Lecture 10¶
Notes below are meant to supplement the scribed notes.
Commute Time by Effective Resistance (Section 10.2.1)¶
When we consider the effective resistance between two nodes \(u\) and \(v\) in a graph \(G\), we can think of setting each edge in \(G\) as a resistor with resistance 1 ohm and then connecting a battery with voltage 1 volt between nodes \(u\) and \(v\). Let the resulting current (sum of currents on edges incident to \(u\)) that flows from \(u\) to \(v\) be \(I_{uv}\). Then the effective resistance \(R_{uv}\) is simply given by Ohm's law: \(R_{uv} = 1/I_{uv}\).
Interpretation: The effective resistance \(R_{uv}\) can be interpreted as a measure of connectivity between nodes \(u\) and \(v\).
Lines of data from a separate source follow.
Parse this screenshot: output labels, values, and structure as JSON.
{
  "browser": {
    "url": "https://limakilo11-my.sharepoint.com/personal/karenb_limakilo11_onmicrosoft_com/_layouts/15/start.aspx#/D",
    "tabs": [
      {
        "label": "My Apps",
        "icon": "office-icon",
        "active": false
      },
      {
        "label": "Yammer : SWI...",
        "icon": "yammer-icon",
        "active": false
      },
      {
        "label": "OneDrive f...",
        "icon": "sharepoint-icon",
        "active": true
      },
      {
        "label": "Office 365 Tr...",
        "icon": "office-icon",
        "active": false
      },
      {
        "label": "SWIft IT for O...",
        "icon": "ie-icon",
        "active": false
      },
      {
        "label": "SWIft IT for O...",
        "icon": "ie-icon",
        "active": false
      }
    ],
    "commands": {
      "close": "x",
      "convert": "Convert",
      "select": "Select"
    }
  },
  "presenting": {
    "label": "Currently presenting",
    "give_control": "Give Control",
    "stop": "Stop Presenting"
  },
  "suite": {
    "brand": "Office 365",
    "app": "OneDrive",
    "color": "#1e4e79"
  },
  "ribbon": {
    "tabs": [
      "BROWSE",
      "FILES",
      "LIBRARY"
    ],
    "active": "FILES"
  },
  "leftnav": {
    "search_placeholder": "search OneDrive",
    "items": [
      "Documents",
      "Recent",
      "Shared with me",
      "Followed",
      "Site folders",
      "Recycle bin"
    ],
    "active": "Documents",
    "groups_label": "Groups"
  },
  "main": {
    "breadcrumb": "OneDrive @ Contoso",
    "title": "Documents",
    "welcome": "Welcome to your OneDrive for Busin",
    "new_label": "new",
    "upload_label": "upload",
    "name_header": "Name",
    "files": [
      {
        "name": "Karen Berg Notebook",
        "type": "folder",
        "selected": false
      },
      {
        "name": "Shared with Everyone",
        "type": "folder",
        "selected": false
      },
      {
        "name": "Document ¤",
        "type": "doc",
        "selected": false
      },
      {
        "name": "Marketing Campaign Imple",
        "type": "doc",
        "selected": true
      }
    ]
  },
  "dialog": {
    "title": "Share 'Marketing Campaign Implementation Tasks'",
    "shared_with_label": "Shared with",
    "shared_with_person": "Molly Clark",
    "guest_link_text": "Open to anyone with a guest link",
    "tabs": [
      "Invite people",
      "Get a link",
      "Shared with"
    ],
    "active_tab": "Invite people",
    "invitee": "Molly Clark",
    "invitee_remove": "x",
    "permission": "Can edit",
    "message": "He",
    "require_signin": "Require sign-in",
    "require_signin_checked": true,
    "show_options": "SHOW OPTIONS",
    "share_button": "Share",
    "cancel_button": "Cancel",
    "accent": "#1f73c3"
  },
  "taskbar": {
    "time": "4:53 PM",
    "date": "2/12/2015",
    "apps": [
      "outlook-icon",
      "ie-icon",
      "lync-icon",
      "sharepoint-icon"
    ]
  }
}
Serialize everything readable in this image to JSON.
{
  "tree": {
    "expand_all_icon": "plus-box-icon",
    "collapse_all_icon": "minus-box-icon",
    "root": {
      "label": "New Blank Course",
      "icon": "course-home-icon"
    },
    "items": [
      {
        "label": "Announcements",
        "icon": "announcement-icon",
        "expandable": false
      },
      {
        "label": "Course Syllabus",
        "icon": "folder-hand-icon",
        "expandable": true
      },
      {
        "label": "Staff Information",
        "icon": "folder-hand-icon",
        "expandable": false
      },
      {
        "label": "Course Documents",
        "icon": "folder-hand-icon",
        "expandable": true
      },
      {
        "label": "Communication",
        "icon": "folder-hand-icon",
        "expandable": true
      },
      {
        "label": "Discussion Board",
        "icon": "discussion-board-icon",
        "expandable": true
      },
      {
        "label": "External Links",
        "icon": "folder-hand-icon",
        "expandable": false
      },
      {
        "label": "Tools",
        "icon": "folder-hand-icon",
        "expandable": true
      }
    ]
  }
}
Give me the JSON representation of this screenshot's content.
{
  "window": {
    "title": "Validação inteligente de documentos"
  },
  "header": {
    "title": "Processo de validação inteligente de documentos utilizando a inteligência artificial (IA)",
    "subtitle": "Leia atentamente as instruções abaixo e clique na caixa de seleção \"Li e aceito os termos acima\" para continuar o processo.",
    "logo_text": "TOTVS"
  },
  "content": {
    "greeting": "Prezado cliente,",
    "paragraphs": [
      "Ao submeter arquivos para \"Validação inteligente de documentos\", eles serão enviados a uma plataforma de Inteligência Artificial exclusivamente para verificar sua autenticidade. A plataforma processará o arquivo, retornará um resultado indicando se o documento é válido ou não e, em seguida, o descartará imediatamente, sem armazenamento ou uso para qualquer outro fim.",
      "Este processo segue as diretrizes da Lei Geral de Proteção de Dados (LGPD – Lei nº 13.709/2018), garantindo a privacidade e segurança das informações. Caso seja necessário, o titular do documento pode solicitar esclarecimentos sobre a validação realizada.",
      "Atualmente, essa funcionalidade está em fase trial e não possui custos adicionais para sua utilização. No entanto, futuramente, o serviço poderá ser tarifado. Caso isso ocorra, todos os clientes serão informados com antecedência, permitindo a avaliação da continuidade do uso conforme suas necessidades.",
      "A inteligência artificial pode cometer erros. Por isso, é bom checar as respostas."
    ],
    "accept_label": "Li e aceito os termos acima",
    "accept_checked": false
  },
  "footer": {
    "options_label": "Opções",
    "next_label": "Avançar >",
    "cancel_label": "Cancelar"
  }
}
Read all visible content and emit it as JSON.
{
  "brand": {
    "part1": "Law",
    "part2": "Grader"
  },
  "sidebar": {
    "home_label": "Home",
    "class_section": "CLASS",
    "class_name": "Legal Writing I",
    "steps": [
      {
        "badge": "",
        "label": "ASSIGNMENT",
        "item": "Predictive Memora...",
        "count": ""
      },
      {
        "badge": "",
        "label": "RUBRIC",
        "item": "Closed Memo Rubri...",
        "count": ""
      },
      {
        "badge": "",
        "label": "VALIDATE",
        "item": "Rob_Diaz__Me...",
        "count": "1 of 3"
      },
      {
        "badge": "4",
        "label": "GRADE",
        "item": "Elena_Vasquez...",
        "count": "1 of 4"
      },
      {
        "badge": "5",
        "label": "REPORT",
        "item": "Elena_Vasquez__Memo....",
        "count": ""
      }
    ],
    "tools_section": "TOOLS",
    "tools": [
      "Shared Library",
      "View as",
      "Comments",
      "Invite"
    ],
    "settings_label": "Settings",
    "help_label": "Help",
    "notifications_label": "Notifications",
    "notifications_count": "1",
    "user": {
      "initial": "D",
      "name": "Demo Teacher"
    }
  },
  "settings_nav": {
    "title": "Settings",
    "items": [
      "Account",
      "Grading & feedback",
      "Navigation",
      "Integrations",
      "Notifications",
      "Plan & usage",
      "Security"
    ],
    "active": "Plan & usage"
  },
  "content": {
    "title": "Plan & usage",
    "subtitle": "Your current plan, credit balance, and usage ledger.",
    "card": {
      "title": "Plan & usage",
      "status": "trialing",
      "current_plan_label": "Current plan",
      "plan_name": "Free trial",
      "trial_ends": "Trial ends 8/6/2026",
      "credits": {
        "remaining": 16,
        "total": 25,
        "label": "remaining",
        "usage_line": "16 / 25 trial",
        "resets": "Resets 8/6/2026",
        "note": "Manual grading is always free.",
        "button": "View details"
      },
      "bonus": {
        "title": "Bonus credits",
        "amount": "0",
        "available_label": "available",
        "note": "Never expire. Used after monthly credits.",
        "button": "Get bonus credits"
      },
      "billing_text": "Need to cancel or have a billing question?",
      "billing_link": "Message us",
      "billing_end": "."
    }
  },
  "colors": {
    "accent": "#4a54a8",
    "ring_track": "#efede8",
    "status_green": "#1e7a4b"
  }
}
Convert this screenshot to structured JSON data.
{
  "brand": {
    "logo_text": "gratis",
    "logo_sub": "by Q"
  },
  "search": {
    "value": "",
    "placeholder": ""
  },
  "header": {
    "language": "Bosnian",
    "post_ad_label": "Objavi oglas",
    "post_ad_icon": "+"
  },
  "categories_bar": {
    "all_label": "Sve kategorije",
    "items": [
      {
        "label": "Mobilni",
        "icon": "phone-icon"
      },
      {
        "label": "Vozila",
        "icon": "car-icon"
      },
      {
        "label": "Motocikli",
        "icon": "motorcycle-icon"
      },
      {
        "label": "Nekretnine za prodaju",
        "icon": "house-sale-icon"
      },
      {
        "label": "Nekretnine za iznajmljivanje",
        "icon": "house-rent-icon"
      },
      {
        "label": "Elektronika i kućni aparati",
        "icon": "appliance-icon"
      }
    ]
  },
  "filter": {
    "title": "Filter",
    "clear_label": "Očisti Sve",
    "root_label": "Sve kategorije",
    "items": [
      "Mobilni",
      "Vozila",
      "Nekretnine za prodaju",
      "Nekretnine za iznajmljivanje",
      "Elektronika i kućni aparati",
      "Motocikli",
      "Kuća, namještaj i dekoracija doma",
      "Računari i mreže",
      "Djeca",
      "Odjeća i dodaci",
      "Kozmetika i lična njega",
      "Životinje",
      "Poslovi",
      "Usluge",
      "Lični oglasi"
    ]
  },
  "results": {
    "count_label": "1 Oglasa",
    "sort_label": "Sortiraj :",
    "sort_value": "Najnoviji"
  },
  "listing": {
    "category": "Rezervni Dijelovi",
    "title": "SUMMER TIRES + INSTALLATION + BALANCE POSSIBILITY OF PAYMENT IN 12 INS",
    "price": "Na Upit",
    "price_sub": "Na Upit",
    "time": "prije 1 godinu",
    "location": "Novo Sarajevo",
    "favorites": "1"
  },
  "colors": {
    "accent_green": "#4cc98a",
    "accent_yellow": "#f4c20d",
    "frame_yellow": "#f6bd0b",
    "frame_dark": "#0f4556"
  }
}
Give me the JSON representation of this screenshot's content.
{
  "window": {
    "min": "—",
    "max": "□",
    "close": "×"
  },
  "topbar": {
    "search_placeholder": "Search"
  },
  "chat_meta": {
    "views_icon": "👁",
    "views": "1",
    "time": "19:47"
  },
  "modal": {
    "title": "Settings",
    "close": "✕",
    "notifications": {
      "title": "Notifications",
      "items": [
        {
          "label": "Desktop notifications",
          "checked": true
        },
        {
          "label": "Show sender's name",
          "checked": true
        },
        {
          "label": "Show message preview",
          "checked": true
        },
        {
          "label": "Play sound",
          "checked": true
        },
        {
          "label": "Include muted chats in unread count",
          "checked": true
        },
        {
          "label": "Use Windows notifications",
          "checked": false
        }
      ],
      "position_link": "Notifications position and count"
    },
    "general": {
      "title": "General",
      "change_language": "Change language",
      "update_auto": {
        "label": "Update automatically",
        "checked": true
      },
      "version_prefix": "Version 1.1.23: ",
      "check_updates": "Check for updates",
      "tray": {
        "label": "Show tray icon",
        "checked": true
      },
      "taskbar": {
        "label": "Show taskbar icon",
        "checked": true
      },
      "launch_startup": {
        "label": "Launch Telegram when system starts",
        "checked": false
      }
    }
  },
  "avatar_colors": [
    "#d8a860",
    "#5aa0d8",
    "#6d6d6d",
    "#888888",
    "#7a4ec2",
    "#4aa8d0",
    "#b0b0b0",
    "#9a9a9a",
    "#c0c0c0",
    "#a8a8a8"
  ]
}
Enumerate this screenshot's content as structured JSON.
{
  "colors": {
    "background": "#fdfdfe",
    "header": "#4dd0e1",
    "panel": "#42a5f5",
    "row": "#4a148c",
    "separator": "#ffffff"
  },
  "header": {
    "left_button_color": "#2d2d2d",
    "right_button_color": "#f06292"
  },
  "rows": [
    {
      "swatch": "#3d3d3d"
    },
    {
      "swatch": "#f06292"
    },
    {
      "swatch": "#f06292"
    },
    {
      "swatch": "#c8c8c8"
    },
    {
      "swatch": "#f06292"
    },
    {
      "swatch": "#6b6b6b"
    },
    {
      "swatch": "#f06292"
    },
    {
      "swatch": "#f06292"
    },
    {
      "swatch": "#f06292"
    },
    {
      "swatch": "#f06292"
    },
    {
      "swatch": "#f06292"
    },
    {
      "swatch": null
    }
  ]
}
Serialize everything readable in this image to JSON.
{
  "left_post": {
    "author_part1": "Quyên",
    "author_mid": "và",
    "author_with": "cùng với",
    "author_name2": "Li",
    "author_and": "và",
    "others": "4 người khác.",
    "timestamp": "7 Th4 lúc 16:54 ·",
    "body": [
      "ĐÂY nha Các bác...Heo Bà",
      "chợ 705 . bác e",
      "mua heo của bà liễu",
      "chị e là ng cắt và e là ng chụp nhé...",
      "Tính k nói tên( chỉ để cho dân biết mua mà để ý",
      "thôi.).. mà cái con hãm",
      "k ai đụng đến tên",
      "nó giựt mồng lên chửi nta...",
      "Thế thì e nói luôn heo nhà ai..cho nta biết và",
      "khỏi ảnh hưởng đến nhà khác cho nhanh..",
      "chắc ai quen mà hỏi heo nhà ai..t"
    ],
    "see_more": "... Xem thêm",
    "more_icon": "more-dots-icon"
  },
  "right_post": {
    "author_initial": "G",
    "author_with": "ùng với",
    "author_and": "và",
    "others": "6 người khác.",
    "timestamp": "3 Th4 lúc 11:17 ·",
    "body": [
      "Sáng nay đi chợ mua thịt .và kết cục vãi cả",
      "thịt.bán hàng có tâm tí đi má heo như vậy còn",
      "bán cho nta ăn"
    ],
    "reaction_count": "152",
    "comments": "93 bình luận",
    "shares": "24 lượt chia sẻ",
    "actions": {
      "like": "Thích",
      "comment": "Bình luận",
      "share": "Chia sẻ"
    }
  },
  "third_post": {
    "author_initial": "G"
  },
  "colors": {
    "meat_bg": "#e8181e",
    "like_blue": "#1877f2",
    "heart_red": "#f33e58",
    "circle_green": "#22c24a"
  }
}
A smaller \(R_{uv}\) indicates more parallel paths (more connectivity) between \(u\) and \(v\), while a larger \(R_{uv}\) indicates fewer paths (less connectivity).
The effective resistance of an edge \((u,v)\) is defined as the effective resistance between nodes \(u\) and \(v\). The effective resistance of each edge is the probability that the edge is chosen in a uniform spanning tree distribution. (1)
- The probability is given by \(Pr(e\in T) = \tau(G\cdot e)/ \tau(G)\), where \(\tau(G)\) is the number of spanning trees in graph \(G\), and \(G\cdot e\) is the graph obtained by contracting edge \(e\) in \(G\). The ratio can be derived using Kirchoff's matrix-tree theorem.
Cover Time for Complete Graphs¶
We can improve the bound in the lecture notes for the cover time of complete graphs. This is equivalent to the coupon collector's problem (Section 6.5), where the expected time to collect all \(n\) coupons is \(\Theta(n\log n)\).